Une employée de la chaîne de télévision équatorienne TC Televisión de Guayaquil, investie le 9 janvier par des bandits armés alors qu'une émission était en direct, a raconté à Sputnik ce qu'elle et ses collègues avaient vécu lors de cette attaque. Craignant pour sa vie, elle a requis l’anonymat.
"Pour exprimer véritablement ce qui s'est passé... nous ne pourrons jamais décrire ce que nous avons ressenti à ce moment-là. Décrire cela, c'est comme regarder un film d'horreur...", indique l'employée.
Selon elle, c'était une "journée de routine pour les médias", mais des collègues sont arrivés en courant vers 14h10, et ont dit qu'il y avait des tirs.
"Quand nous avons essayé de nous enfuir, ils étaient déjà à un mètre de nous. Nous avons décidé de nous cacher parce que c'était la seule solution. Nous pouvions entendre tout ce qu'ils disaient. Certains d'entre eux disaient: 'Je veux les tuer, je veux les tuer, je veux les tuer'. D’autres disaient: 'Apportez, apportez des armes'", note la journaliste.
Les employés de la chaîne ont aussi entendu les assaillants prononcer les mots "machettes" et "couteaux".
"Et puis soudain une voix: 'Apportez des explosifs, avez-vous des bombes? Apportez des explosifs'. Et en réponse: 'Oui, il y a des explosifs, amenez-les pour faire exploser'".
"Un champ de bataille" dans le studio
La salle s'est transformée en champ de bataille, selon elle.
"Ils ont pris des otages […]. Ils les ont emmenés et ont crié: 'Nous voulons ouvrir la porte'. Parce qu’à ce moment-là, nous avions un journal télévisé en direct. 'Nous voulons ouvrir la porte, ouvrez-nous la porte' Ils ont frappé aux portes, cassé les vitres, volé de l'argent, volé nos affaires", poursuit l'employée.

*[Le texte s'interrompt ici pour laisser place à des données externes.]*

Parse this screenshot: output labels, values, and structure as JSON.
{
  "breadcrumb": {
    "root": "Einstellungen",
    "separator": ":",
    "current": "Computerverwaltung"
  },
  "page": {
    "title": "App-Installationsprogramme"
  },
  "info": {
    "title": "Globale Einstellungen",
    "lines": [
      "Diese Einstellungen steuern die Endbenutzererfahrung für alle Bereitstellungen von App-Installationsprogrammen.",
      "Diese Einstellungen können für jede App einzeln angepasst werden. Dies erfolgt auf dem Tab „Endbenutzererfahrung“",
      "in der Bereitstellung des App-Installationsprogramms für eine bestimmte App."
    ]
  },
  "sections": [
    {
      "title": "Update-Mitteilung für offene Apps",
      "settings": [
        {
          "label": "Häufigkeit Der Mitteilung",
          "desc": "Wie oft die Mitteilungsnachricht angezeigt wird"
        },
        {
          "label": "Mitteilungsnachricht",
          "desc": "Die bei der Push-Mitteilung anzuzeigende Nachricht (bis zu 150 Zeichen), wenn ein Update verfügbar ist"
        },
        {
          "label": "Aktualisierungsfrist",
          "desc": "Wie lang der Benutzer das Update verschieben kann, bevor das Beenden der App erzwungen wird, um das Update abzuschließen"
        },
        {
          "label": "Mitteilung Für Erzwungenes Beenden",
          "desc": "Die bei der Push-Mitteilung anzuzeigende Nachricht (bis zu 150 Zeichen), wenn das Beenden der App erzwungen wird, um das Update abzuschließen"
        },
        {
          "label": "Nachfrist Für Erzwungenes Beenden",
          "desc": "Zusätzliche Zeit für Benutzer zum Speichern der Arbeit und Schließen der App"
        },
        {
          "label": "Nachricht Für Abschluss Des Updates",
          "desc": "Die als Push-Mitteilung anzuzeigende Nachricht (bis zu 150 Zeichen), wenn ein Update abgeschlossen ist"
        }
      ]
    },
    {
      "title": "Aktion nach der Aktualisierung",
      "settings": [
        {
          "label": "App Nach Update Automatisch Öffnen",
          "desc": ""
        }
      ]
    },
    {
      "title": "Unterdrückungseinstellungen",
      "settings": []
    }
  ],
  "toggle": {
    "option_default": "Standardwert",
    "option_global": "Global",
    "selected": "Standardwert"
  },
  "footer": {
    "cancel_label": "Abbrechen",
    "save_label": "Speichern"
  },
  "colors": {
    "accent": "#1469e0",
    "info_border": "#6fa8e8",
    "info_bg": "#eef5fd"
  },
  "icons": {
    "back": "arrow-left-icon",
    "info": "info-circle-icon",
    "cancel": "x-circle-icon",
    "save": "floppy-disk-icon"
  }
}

Le peu que les journalistes ont pu dire à leurs parents et amis, c'est qu'ils étaient retenus par un groupe criminel. Les bandits ont déclaré: "Oui, oui, nous sommes la mafia. Personne ne nous arrêtera. Nous dirigeons le pays".
"Ils ont réussi à prendre des otages. Et ils les ont emmenés au studio. La porte du studio est très solide. On peut l'ouvrir de l’intérieur mais pas de l’extérieur. Ils ont emmené des gens de la salle de contrôle: le producteur de l'équipe, les assistants de production, les caméramans, et leur ont fourré des explosifs sous la menace d'une arme. Cachés, nous les avons entendu dire qu'ils voulaient nous tuer".
Arrivée de la police
Soudain, les journalistes ont entendu les bandits dire que les policiers étaient arrivés. Les gangsters ont menacé de tuer les otages.

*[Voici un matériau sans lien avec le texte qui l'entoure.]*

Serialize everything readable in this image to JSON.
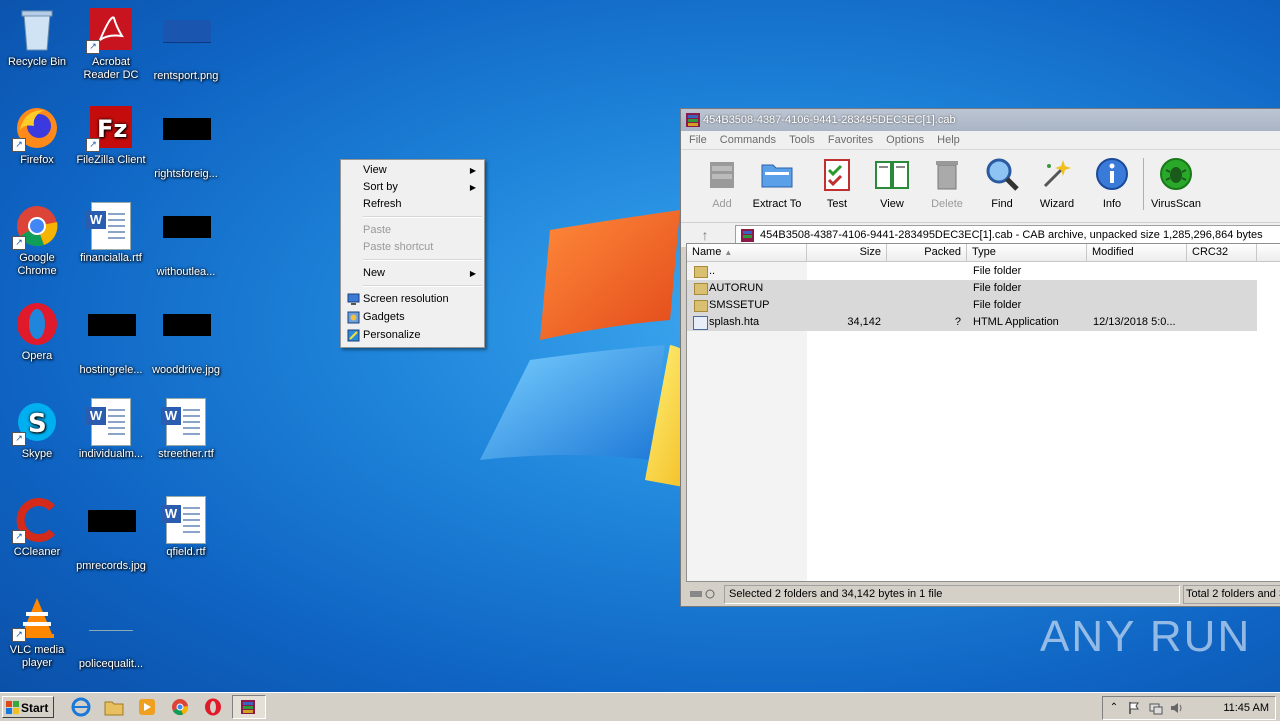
{
  "desktop": {
    "icons": [
      {
        "label": "Recycle Bin"
      },
      {
        "label": "Acrobat Reader DC"
      },
      {
        "label": "rentsport.png"
      },
      {
        "label": "Firefox"
      },
      {
        "label": "FileZilla Client"
      },
      {
        "label": "rightsforeig..."
      },
      {
        "label": "Google Chrome"
      },
      {
        "label": "financialla.rtf"
      },
      {
        "label": "withoutlea..."
      },
      {
        "label": "Opera"
      },
      {
        "label": "hostingrele..."
      },
      {
        "label": "wooddrive.jpg"
      },
      {
        "label": "Skype"
      },
      {
        "label": "individualm..."
      },
      {
        "label": "streether.rtf"
      },
      {
        "label": "CCleaner"
      },
      {
        "label": "pmrecords.jpg"
      },
      {
        "label": "qfield.rtf"
      },
      {
        "label": "VLC media player"
      },
      {
        "label": "policequalit..."
      }
    ],
    "watermark": "ANY RUN"
  },
  "context_menu": {
    "items": [
      {
        "label": "View",
        "submenu": true
      },
      {
        "label": "Sort by",
        "submenu": true
      },
      {
        "label": "Refresh"
      },
      {
        "label": "Paste",
        "disabled": true
      },
      {
        "label": "Paste shortcut",
        "disabled": true
      },
      {
        "label": "New",
        "submenu": true
      },
      {
        "label": "Screen resolution"
      },
      {
        "label": "Gadgets"
      },
      {
        "label": "Personalize"
      }
    ]
  },
  "winrar": {
    "title": "454B3508-4387-4106-9441-283495DEC3EC[1].cab",
    "menu": [
      "File",
      "Commands",
      "Tools",
      "Favorites",
      "Options",
      "Help"
    ],
    "toolbar": [
      "Add",
      "Extract To",
      "Test",
      "View",
      "Delete",
      "Find",
      "Wizard",
      "Info",
      "VirusScan"
    ],
    "address": "454B3508-4387-4106-9441-283495DEC3EC[1].cab - CAB archive, unpacked size 1,285,296,864 bytes",
    "columns": [
      "Name",
      "Size",
      "Packed",
      "Type",
      "Modified",
      "CRC32"
    ],
    "rows": [
      {
        "name": "..",
        "size": "",
        "packed": "",
        "type": "File folder",
        "modified": ""
      },
      {
        "name": "AUTORUN",
        "size": "",
        "packed": "",
        "type": "File folder",
        "modified": ""
      },
      {
        "name": "SMSSETUP",
        "size": "",
        "packed": "",
        "type": "File folder",
        "modified": ""
      },
      {
        "name": "splash.hta",
        "size": "34,142",
        "packed": "?",
        "type": "HTML Application",
        "modified": "12/13/2018 5:0..."
      }
    ],
    "status_left": "Selected 2 folders and 34,142 bytes in 1 file",
    "status_right": "Total 2 folders and 3"
  },
  "taskbar": {
    "start_label": "Start",
    "clock": "11:45 AM"
  }
}
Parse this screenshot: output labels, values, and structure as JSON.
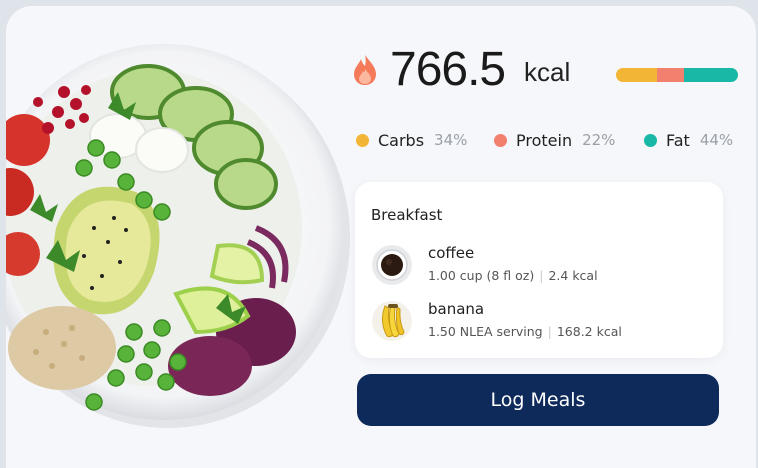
{
  "summary": {
    "calories_value": "766.5",
    "calories_unit": "kcal",
    "flame_icon": "flame-icon",
    "macro_fractions": {
      "carbs": 0.34,
      "protein": 0.22,
      "fat": 0.44
    }
  },
  "macros": [
    {
      "name": "Carbs",
      "percent": "34%",
      "color": "#f2b535"
    },
    {
      "name": "Protein",
      "percent": "22%",
      "color": "#f2806e"
    },
    {
      "name": "Fat",
      "percent": "44%",
      "color": "#19b8a6"
    }
  ],
  "meal": {
    "title": "Breakfast",
    "items": [
      {
        "name": "coffee",
        "amount": "1.00 cup (8 fl oz)",
        "calories": "2.4 kcal",
        "icon": "coffee-cup-icon"
      },
      {
        "name": "banana",
        "amount": "1.50 NLEA serving",
        "calories": "168.2 kcal",
        "icon": "banana-icon"
      }
    ]
  },
  "action": {
    "log_label": "Log Meals"
  },
  "colors": {
    "button": "#0e2a5a",
    "flame": "#f47a5a",
    "background": "#f6f7fa"
  }
}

"Ils ont pointé leurs armes sur tous ceux qui se trouvaient dans le studio. Et soudain on a entendu: bang, bang, bang, bang! 'Au sol!' Des insultes se sont fait entendre. C'était un champ de bataille. Nous tous qui étions là, qui étions sous les balles, nous avons entendu des insultes et des menaces. On pourrait dire que nous étions à l’épicentre de tout. Nous avons vu les balles voler à côté de nous".
Semer la terreur
Selon l'employée, ceux qui ont pris le contrôle du studio de télévision voulaient "semer la terreur parmi les Équatoriens".
Finalement la police et les forces armées ont neutralisé les gangsters qui étaient au nombre de 13 dans le studio.

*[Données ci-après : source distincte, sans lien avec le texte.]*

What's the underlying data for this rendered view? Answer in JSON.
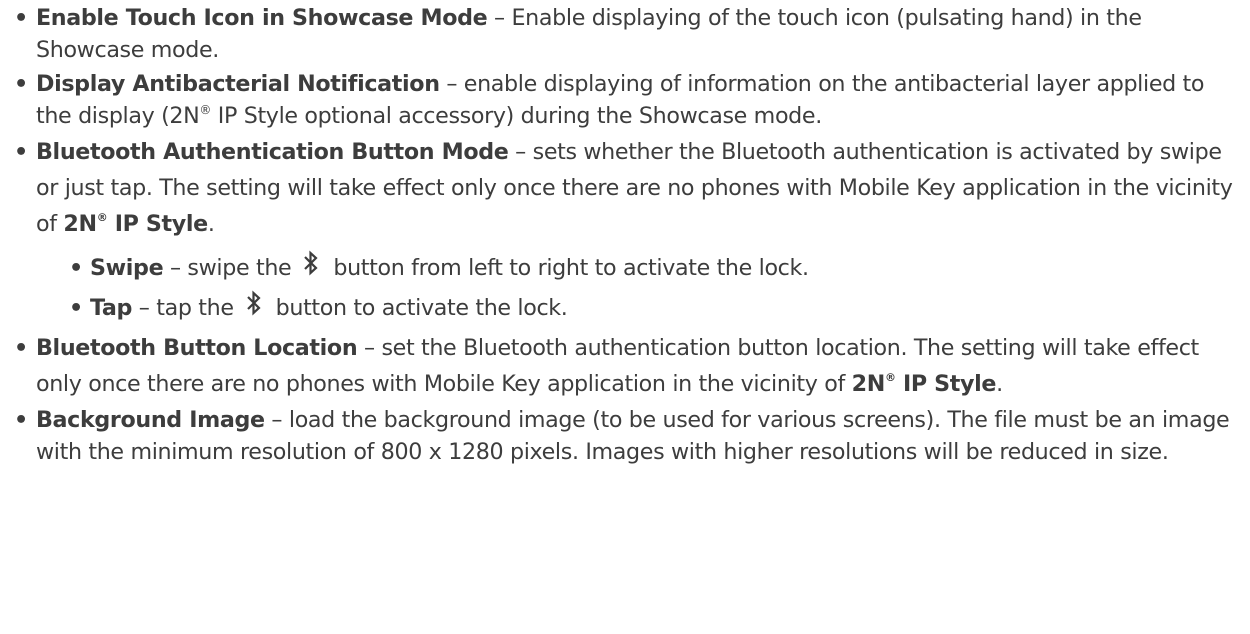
{
  "items": [
    {
      "term": "Enable Touch Icon in Showcase Mode",
      "sep": " – ",
      "desc": "Enable displaying of the touch icon (pulsating hand) in the Showcase mode."
    },
    {
      "term": "Display Antibacterial Notification",
      "sep": " – ",
      "desc_a": "enable displaying of information on the antibacterial layer applied to the display (2N",
      "reg": "®",
      "desc_b": " IP Style optional accessory) during the Showcase mode."
    },
    {
      "term": "Bluetooth Authentication Button Mode",
      "sep": " – ",
      "desc": "sets whether the Bluetooth authentication is activated by swipe or just tap. The setting will take effect only once there are no phones with Mobile Key application in the vicinity of ",
      "product_a": "2N",
      "product_reg": "®",
      "product_b": " IP Style",
      "end": ".",
      "options": [
        {
          "term": "Swipe",
          "sep": " – ",
          "pre": "swipe the",
          "icon": "bluetooth-icon",
          "post": "button from left to right to activate the lock."
        },
        {
          "term": "Tap",
          "sep": " – ",
          "pre": "tap the",
          "icon": "bluetooth-icon",
          "post": "button to activate the lock."
        }
      ]
    },
    {
      "term": "Bluetooth Button Location",
      "sep": " – ",
      "desc": "set the Bluetooth authentication button location. The setting will take effect only once there are no phones with Mobile Key application in the vicinity of ",
      "product_a": "2N",
      "product_reg": "®",
      "product_b": " IP Style",
      "end": "."
    },
    {
      "term": "Background Image",
      "sep": " – ",
      "desc": "load the background image (to be used for various screens). The file must be an image with the minimum resolution of 800 x 1280 pixels. Images with higher resolutions will be reduced in size."
    }
  ]
}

"Au total, il nous a fallu environ deux heures pour être sortis de cet enfer."
Situation en Équateur
Le Président Daniel Noboa a déclaré le 8 janvier l'état d'urgence pour 60 jours en Équateur. Cela permet au dirigeant de recourir à l'armée pour reprendre le contrôle du système pénitentiaire, où 139 employés sont retenus en otages.
Des émeutes ont commencé dans plusieurs villes du pays dans la nuit du 8 au 9 janvier. Des criminels ont incendié des voitures et des bus. Des explosions de bombes artisanales ont été signalées à Guayaquil. Selon la police, des inconnus ont kidnappé sept policiers dans la capitale Quito et à Machala en moins de 24 heures. Trois agents de police de Machala ont plus tard été libérés vivants.
Le 9 janvier, des inconnus masqués et armés ont fait irruption dans le studio de la chaîne TC Televisión de Guayaquil, prenant les journalistes en otages.
Le Président Noboa a déclaré que l'Équateur était en état de conflit armé interne. Il a ordonné à l'armée de neutraliser 22 groupes criminels comptant des dizaines de milliers de membres.
Pour le chef du commandement unifié des forces armées, Jaime Vela Erazo, ces groupes criminels sont des cibles militaires et les autorités n'ont pas l'intention de négocier avec eux.